Souvent, afin de justifier les délocalisations, le gouvernement de Nicolas Sarkozy et les industriels invoquent des coûts salariaux trop élevés en France, mais ceux-ci sous-estiment fréquemment les surcoûts. Au final, les différentiels de coûts entre un pays développé et un pays d’Asie sont souvent faibles Etude McKinsey .
Dans bon nombre de cas, les coûts salariaux ne sont pas vraiment déterminants et la délocalisation de l’activité n’est pas vitale pour la survie de l’entreprise. D’autres raisons animent parfois les dirigeants, parmi lesquelles le recours à la main d’œuvre plus docile et moins syndicalisée des pays émergents et dans les PME, le découragement, face à une administration française jugée peu compréhensive et des banques peu solidaires.
Certes, les donneurs d’ordres uniquement motivés par les gains de coûts et peu regardants sur la qualité, l’age des ouvrières et les conditions de travail, peuvent, même si l’on ajoute les surcoûts, faire des économies très conséquentes.
Il y a sur le continent asiatique, une grande disparité de salaires et ces nouveaux esclavagistes peuvent toujours trouver encore et toujours moins cher. Les grandes usines chinoises qui ont pignon sur rue ont dû, suite aux grèves, augmenter plusieurs fois les salaires mais il y a encore des dizaines de millions d’ouvrières, notamment en Inde et au Bangladesh, qui sont corvéables à merci, dont parfois des gamines de 12 ou 14 ans travaillant 14 à 16 heures par jour et six à sept jours par semaine avec une rémunération journalière de 1 à 2 euros.
Effectivement, si les boutiques occidentales vendaient les vêtements à des prix en rapport avec ces coûts salariaux presque inexistants, il serait évidemment impossible d’être concurrentiel en fabriquant en France, mais c’est loin d’être le cas !
Lorsqu’une enseigne de prêt-à-porter moyen de gamme ou auto proclamée haut de gamme ou luxe, opte pour la fabrication de vêtements à bas prix et produit ou achète par exemple, un article pour 1 euro en Chine ou en Inde, celui-ci n’est pas pour autant revendu 3 ou 4 euros en boutique.

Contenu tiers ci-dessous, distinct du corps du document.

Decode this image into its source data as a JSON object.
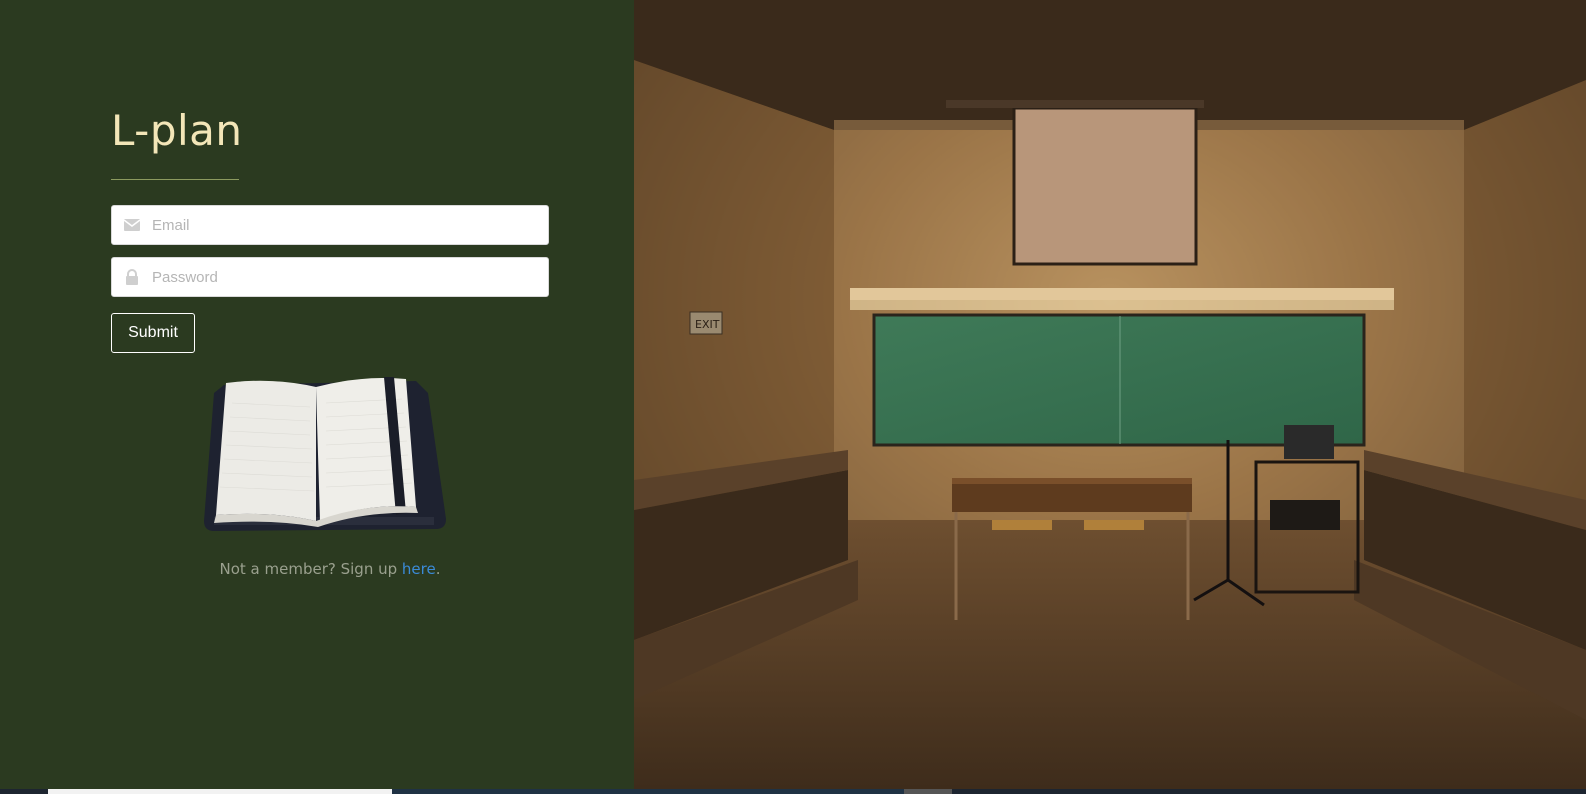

En réalité, le prix de vente dépend davantage du positionnement marketing de la marque et de ses ambitions que du coût réel de fabrication du vêtement et la cliente doit débourser 25, 50 ou 100 euros pour cet article de qualité souvent médiocre.
Ainsi la consommatrice perd du pouvoir d’achat car ce niveau de prix aurait pu naguère, lui permettre, d’acheter un article de meilleure qualité, fabriqué en France. En revanche, l’enseigne prospère très rapidement au frais de sa clientèle et s’offre généralement avec les économies réalisées sur les coûts de fabrication, de nombreuses et coûteuses campagnes de publicité, et des dizaines, centaines ou milliers de nouvelles boutiques ou mégastores qui enrichissent démesurément les actionnaires et fonds d’investissement.
Avant la délocalisation massive de l’industrie du textile habillement, afin que leurs prix soient concurrentiels, les boutiques appliquaient le plus souvent, un coefficient multiplicateur entre 2.2 et 3.5 au prix d’achat hors taxes payé à l’usine de vêtements. En clair, la moitié ou le tiers du prix payé par la consommatrice était constitué par le coût consacré réellement à la fabrication du vêtement et lorsqu’un article était soldé, le coût de fabrication représentait couramment 2/3 du prix acquitté.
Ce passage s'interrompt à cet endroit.